Every war begins with a single act. This one is no different. Perhaps the first blow was struck when Paris Hilton introduced the world to her fully clothed pampered pup on the hit series, “The Simple Life.” Maybe people took sides when national retailers such as PetSmart began selling cat costumes. To be honest, I’m not sure when the battle began. But my house became a home divided when I walked through the door in December 2009 to find my buddy dressed in a Santa suit, fit for a puppy.

That day, the proverbial line in the sand was drawn and my lovely wife stood squarely on the other side. So I pose this question: is it okay to dress up your pets? 

The success of pet clothing sales in retailers across the country has given great strength to what I like to call the faux fur movement. I’ll admit that my aversion to Terriers in t-shirts stems from traditional sensibilities, which dictate that grandma makes the best pies and kittens are cute enough without a princess costume. Aside from my own opinion, however, there are actually excellent reasons to let the fur flow freely.

Unlike people, animals don’t necessarily place vocal cues at the root of their communication. Body language is an important communication tool for our pets. While I may disagree with my wife as to whether or not the neighbor’s cat looks adorable dressed as a pumpkin, the fact is that clothing can obstruct communication signals such as fur standing on end, a rigid body stance or a tucked tail. Then there’s the faux pas of strutting your mutt in a designer dress in the heat of summer. Please, people—no amount of ruffles are going to be cute when your dog is in the throws of a massive heatstroke.
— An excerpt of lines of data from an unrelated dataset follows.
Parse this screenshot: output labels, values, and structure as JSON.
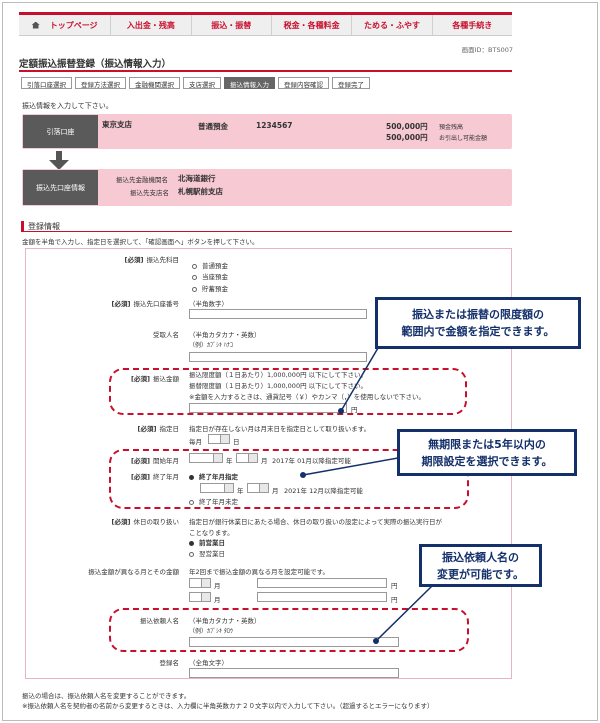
{
  "nav": {
    "items": [
      "トップページ",
      "入出金・残高",
      "振込・振替",
      "税金・各種料金",
      "ためる・ふやす",
      "各種手続き"
    ],
    "screen_id": "画面ID：BTS007"
  },
  "page_title": "定額振込振替登録（振込情報入力）",
  "steps": [
    "引落口座選択",
    "登録方法選択",
    "金融機関選択",
    "支店選択",
    "振込情報入力",
    "登録内容確認",
    "登録完了"
  ],
  "intro": "振込情報を入力して下さい。",
  "debit_account": {
    "label": "引落口座",
    "branch": "東京支店",
    "type": "普通預金",
    "number": "1234567",
    "balance_amount": "500,000円",
    "balance_label": "預金残高",
    "available_amount": "500,000円",
    "available_label": "お引出し可能金額"
  },
  "payee_info": {
    "label": "振込先口座情報",
    "bank_label": "振込先金融機関名",
    "bank_name": "北海道銀行",
    "branch_label": "振込先支店名",
    "branch_name": "札幌駅前支店"
  },
  "registration": {
    "section_title": "登録情報",
    "instruction": "金額を半角で入力し、指定日を選択して、「確認画面へ」ボタンを押して下さい。"
  },
  "form": {
    "required": "[必須]",
    "account_type_label": "振込先科目",
    "account_types": [
      "普通預金",
      "当座預金",
      "貯蓄預金"
    ],
    "account_number_label": "振込先口座番号",
    "account_number_hint": "（半角数字）",
    "recipient_label": "受取人名",
    "recipient_hint": "（半角カタカナ・英数）",
    "recipient_example": "（例）ｶﾌﾞｼｷ ﾊﾅｺ",
    "amount_label": "振込金額",
    "amount_limit1": "振込限度額（１日あたり）1,000,000円 以下にして下さい。",
    "amount_limit2": "振替限度額（１日あたり）1,000,000円 以下にして下さい。",
    "amount_note": "※金額を入力するときは、通貨記号（￥）やカンマ（，）を使用しないで下さい。",
    "yen": "円",
    "date_label": "指定日",
    "date_note": "指定日が存在しない月は月末日を指定日として取り扱います。",
    "monthly": "毎月",
    "day": "日",
    "start_label": "開始年月",
    "year": "年",
    "month": "月",
    "start_note": "2017年 01月以降指定可能",
    "end_label": "終了年月",
    "end_option_specify": "終了年月指定",
    "end_note": "2021年 12月以降指定可能",
    "end_option_none": "終了年月未定",
    "holiday_label": "休日の取り扱い",
    "holiday_note1": "指定日が銀行休業日にあたる場合、休日の取り扱いの設定によって実際の振込実行日が",
    "holiday_note2": "ことなります。",
    "holiday_before": "前営業日",
    "holiday_after": "翌営業日",
    "special_label": "振込金額が異なる月とその金額",
    "special_note": "年2回まで振込金額の異なる月を設定可能です。",
    "requester_label": "振込依頼人名",
    "requester_hint": "（半角カタカナ・英数）",
    "requester_example": "（例）ｶﾌﾞｼｷ ﾀﾛｳ",
    "name_label": "登録名",
    "name_hint": "（全角文字）"
  },
  "footer": {
    "note1": "振込の場合は、振込依頼人名を変更することができます。",
    "note2": "※振込依頼人名を契約者の名前から変更するときは、入力欄に半角英数カナ２０文字以内で入力して下さい。（超過するとエラーになります）"
  },
  "callouts": {
    "amount": "振込または振替の限度額の\n範囲内で金額を指定できます。",
    "period": "無期限または5年以内の\n期限設定を選択できます。",
    "requester": "振込依頼人名の\n変更が可能です。"
  }
}
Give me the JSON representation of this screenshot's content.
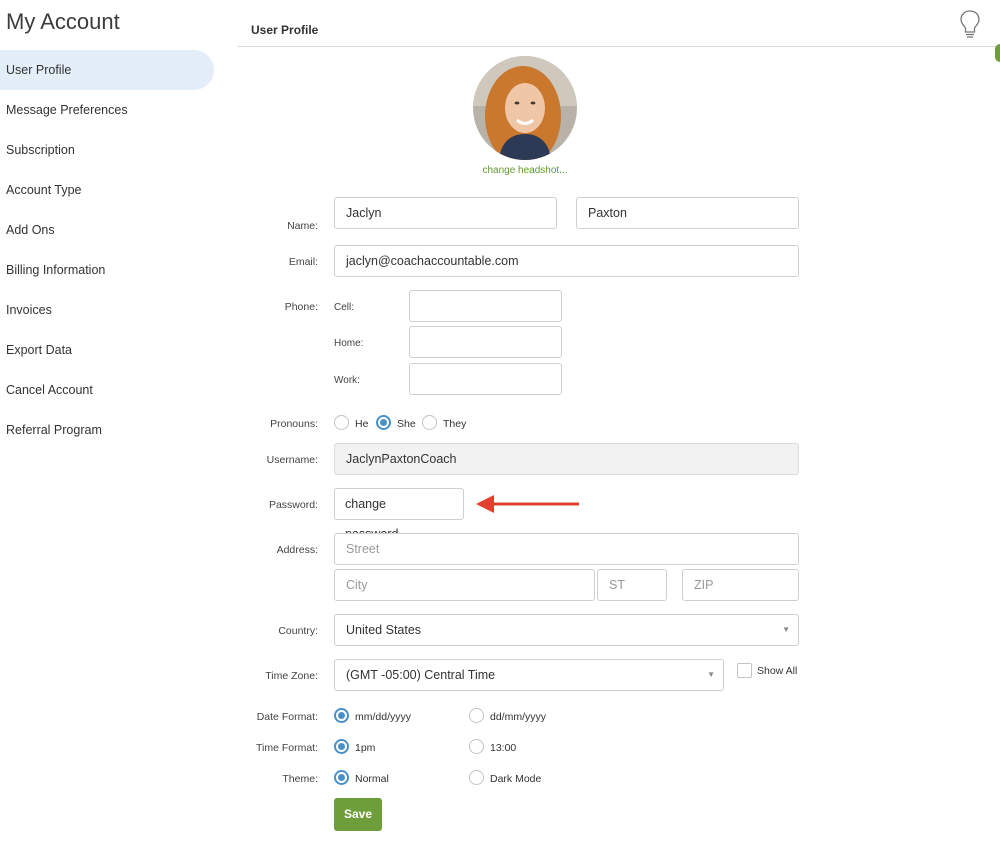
{
  "sidebar": {
    "title": "My Account",
    "items": [
      {
        "label": "User Profile",
        "active": true
      },
      {
        "label": "Message Preferences"
      },
      {
        "label": "Subscription"
      },
      {
        "label": "Account Type"
      },
      {
        "label": "Add Ons"
      },
      {
        "label": "Billing Information"
      },
      {
        "label": "Invoices"
      },
      {
        "label": "Export Data"
      },
      {
        "label": "Cancel Account"
      },
      {
        "label": "Referral Program"
      }
    ]
  },
  "header": {
    "title": "User Profile",
    "icon": "lightbulb-icon"
  },
  "profile": {
    "change_headshot": "change headshot..."
  },
  "form": {
    "name": {
      "label": "Name:",
      "first": "Jaclyn",
      "last": "Paxton"
    },
    "email": {
      "label": "Email:",
      "value": "jaclyn@coachaccountable.com"
    },
    "phone": {
      "label": "Phone:",
      "cell": {
        "label": "Cell:",
        "value": ""
      },
      "home": {
        "label": "Home:",
        "value": ""
      },
      "work": {
        "label": "Work:",
        "value": ""
      }
    },
    "pronouns": {
      "label": "Pronouns:",
      "options": [
        "He",
        "She",
        "They"
      ],
      "selected": "She"
    },
    "username": {
      "label": "Username:",
      "value": "JaclynPaxtonCoach"
    },
    "password": {
      "label": "Password:",
      "button": "change password..."
    },
    "address": {
      "label": "Address:",
      "street_placeholder": "Street",
      "city_placeholder": "City",
      "state_placeholder": "ST",
      "zip_placeholder": "ZIP"
    },
    "country": {
      "label": "Country:",
      "value": "United States"
    },
    "time_zone": {
      "label": "Time Zone:",
      "value": "(GMT -05:00) Central Time",
      "show_all": "Show All"
    },
    "date_format": {
      "label": "Date Format:",
      "options": [
        "mm/dd/yyyy",
        "dd/mm/yyyy"
      ],
      "selected": "mm/dd/yyyy"
    },
    "time_format": {
      "label": "Time Format:",
      "options": [
        "1pm",
        "13:00"
      ],
      "selected": "1pm"
    },
    "theme": {
      "label": "Theme:",
      "options": [
        "Normal",
        "Dark Mode"
      ],
      "selected": "Normal"
    },
    "save": "Save"
  },
  "colors": {
    "accent_green": "#6e9e3a",
    "radio_blue": "#4a90c8",
    "active_nav": "#e3eef8",
    "arrow_red": "#e0412f"
  }
}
Of course, there are times when it can be appropriate to dress your pooch, such as sweaters in the winter for Chihuahuas and Greyhounds who need help regulating body warmth, or booties to provide traction for dogs with arthritis. And even I can see the fun in dressing your dog for a worthy cause. Nashville Paw’s own Barktoberfest is a prime example of an ideal time to get out the canine costumes for a chance to win great prizes as well as to support local animal welfare efforts. It raises awareness in the community, helps spay and neuter pets and allows you to get the “he’s so cute in that bumblebee costume!” out of your system until next year.

But please, don’t make Bowser also wear that thing to your kid’s birthday party, to the pet store and for a jog at the dog park. Because, despite those occasionally opportune times for doggy couture, I still stand by the idea that animals are best dressed in the skin and fur nature gave them. 

As the battle rages on, there is only one question remaining: which side are you on?

Graham Curry lives in Nashville with his wife Lovette and their sometimes-dressed dog, Dodger. It’s a Doggone World is an opinion column on four-legged culture specifically written for Nashville Paw magazine.